Oswald Spengler'in Türkçeye İnsan ve Teknik olarak çevrilen (Tercüme: Kâmil Turan, Devlet-Töre Yayınları, 1973) kitabının özetine devam ediyoruz.

İkinci Bölüm:

İlkel insan yırtıcı bir av kuşu gibi yalnız yaşamaktaydı. Bu safhada daha kabilelerden bahsedilemeyeceği gibi, milletlerin de belirtisi yoktu. Meydana gelen yığın cemaat duygusundan mahrum erkeklerin tesadüfen bir araya gelmelerinden teşekkül etmişti. Bu kudretli münzevilerin ruhu, kavgacı, tehlikeli, ganimet duygusundan dolayı kıskançtır. Bu ruh, tabiata karşı sınırsız gururu ile öne çıkmaktadır. Yırtıcı hayvanların silahları tabiîdir. Fakat insanın düşünülen, suni olarak yapılan, seçilen silahları tabiî değildir. Burada sanat, tabiatın tersi bir kavram olarak ileri çıkar.
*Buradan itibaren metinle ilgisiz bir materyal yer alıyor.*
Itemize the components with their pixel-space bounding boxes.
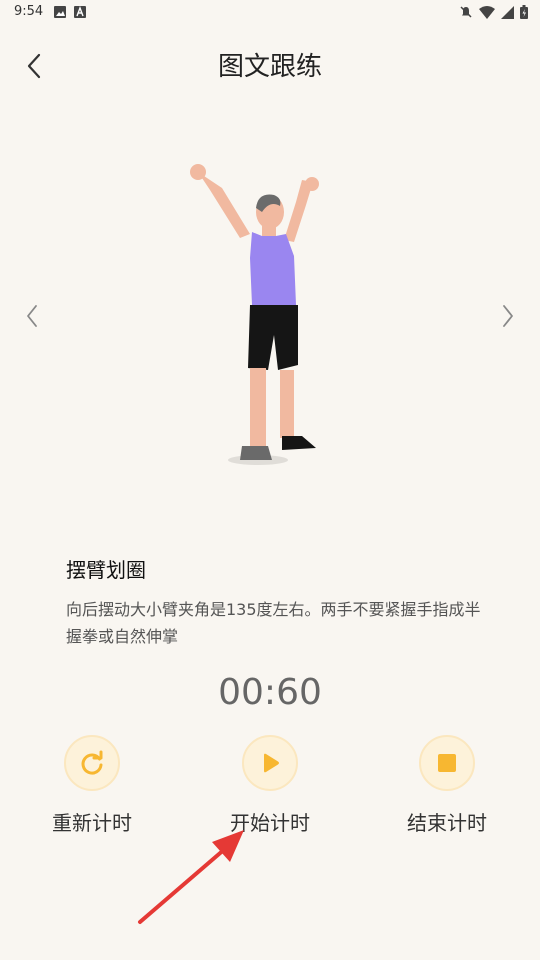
timer-controls: 重新计时 开始计时 结束计时 bbox=[0, 735, 540, 845]
restart-icon bbox=[81, 750, 103, 775]
exercise-name: 摆臂划圈 bbox=[66, 558, 146, 582]
start-timer-label: 开始计时 bbox=[230, 811, 310, 835]
play-icon bbox=[264, 753, 279, 773]
battery-icon bbox=[520, 5, 528, 19]
status-bar: 9:54 bbox=[0, 0, 540, 26]
start-timer-button[interactable]: 开始计时 bbox=[200, 735, 340, 836]
next-exercise-button[interactable] bbox=[488, 296, 528, 336]
notifications-off-icon bbox=[460, 6, 472, 18]
exercise-illustration bbox=[190, 164, 319, 465]
end-timer-button[interactable]: 结束计时 bbox=[377, 735, 517, 836]
chevron-left-icon bbox=[27, 305, 37, 327]
image-icon bbox=[54, 6, 66, 18]
exercise-description: 向后摆动大小臂夹角是135度左右。两手不要紧握手指成半握拳或自然伸掌 bbox=[66, 600, 481, 646]
signal-icon bbox=[501, 5, 514, 19]
stop-icon bbox=[438, 754, 456, 772]
page-title: 图文跟练 bbox=[217, 52, 322, 82]
chevron-right-icon bbox=[503, 305, 513, 327]
restart-timer-label: 重新计时 bbox=[52, 811, 132, 835]
timer-display: 00:60 bbox=[218, 672, 322, 713]
wifi-icon bbox=[479, 5, 495, 19]
header: 图文跟练 bbox=[0, 36, 540, 92]
status-time: 9:54 bbox=[14, 4, 44, 19]
restart-timer-button[interactable]: 重新计时 bbox=[22, 735, 162, 836]
end-timer-label: 结束计时 bbox=[407, 811, 487, 835]
previous-exercise-button[interactable] bbox=[12, 296, 52, 336]
font-icon bbox=[74, 6, 86, 18]
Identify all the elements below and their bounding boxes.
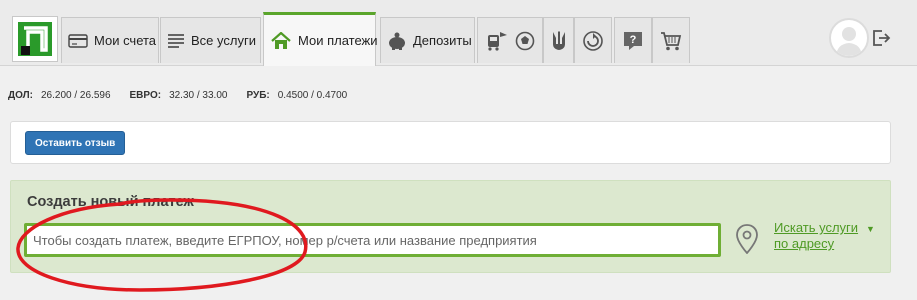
- rate-rub-value: 0.4500 / 0.4700: [277, 90, 348, 101]
- card-icon: [68, 33, 88, 48]
- payment-search-box: [24, 223, 721, 257]
- caret-down-icon: ▼: [866, 224, 875, 234]
- leave-feedback-button[interactable]: Оставить отзыв: [25, 131, 126, 155]
- svg-text:?: ?: [630, 34, 637, 46]
- tab-label: Мои платежи: [298, 33, 378, 48]
- tab-my-accounts[interactable]: Мои счета: [61, 17, 159, 63]
- create-payment-title: Создать новый платеж: [27, 194, 194, 210]
- exchange-rates: ДОЛ: 26.200 / 26.596 ЕВРО: 32.30 / 33.00…: [8, 90, 366, 101]
- football-icon: [515, 31, 535, 51]
- rate-rub-label: РУБ:: [246, 90, 270, 101]
- rate-usd-value: 26.200 / 26.596: [41, 90, 111, 101]
- restart-icon: [582, 30, 604, 52]
- address-link-line1: Искать услуги: [774, 220, 859, 235]
- home-icon: [270, 31, 292, 50]
- transport-icon: [485, 29, 509, 53]
- rate-usd-label: ДОЛ:: [8, 90, 33, 101]
- tab-label: Мои счета: [94, 33, 157, 48]
- tab-label: Депозиты: [413, 33, 472, 48]
- tab-my-payments[interactable]: Мои платежи: [263, 12, 378, 66]
- top-navigation: Мои счета Все услуги Мои платежи Депозит…: [0, 0, 917, 66]
- cart-icon: [660, 30, 682, 52]
- list-icon: [167, 33, 185, 49]
- feedback-panel: Оставить отзыв: [10, 121, 891, 164]
- logout-icon: [873, 30, 891, 46]
- rate-eur-label: ЕВРО:: [129, 90, 162, 101]
- tab-travel[interactable]: [477, 17, 543, 63]
- tab-deposits[interactable]: Депозиты: [380, 17, 475, 63]
- map-pin-icon: [736, 224, 758, 254]
- bank-logo[interactable]: [12, 16, 58, 62]
- address-link-line2: по адресу: [774, 236, 835, 251]
- user-silhouette-icon: [836, 27, 862, 56]
- search-by-address-link[interactable]: Искать услуги по адресу: [774, 220, 858, 252]
- tab-all-services[interactable]: Все услуги: [160, 17, 261, 63]
- piggy-bank-icon: [387, 32, 407, 50]
- tab-recurring[interactable]: [574, 17, 612, 63]
- logout-button[interactable]: [871, 28, 891, 48]
- user-avatar[interactable]: [829, 18, 869, 58]
- tab-label: Все услуги: [191, 33, 256, 48]
- rate-eur-value: 32.30 / 33.00: [169, 90, 228, 101]
- trident-icon: [551, 30, 567, 52]
- tab-government[interactable]: [543, 17, 574, 63]
- logo-icon: [18, 22, 52, 56]
- help-icon: ?: [622, 30, 644, 52]
- create-payment-panel: Создать новый платеж Искать услуги по ад…: [10, 180, 891, 273]
- tab-help[interactable]: ?: [614, 17, 652, 63]
- tab-shop[interactable]: [652, 17, 690, 63]
- payment-search-input[interactable]: [27, 226, 718, 254]
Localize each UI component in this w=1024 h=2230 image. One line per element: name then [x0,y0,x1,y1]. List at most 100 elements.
Her teknik ilerleme, insanı tabiattan biraz daha koparmıştır. İnsanın trajedisi burada başlamıştır. Teknik sayesinde o, kendi annesine el kaldıran çocuktur. Fakat her şeye rağmen tabiat insanı çevreler. İnsan tabiata bağımlılığından kurtulamaz. Bu nedenle büyük kültürler birer hezimettir.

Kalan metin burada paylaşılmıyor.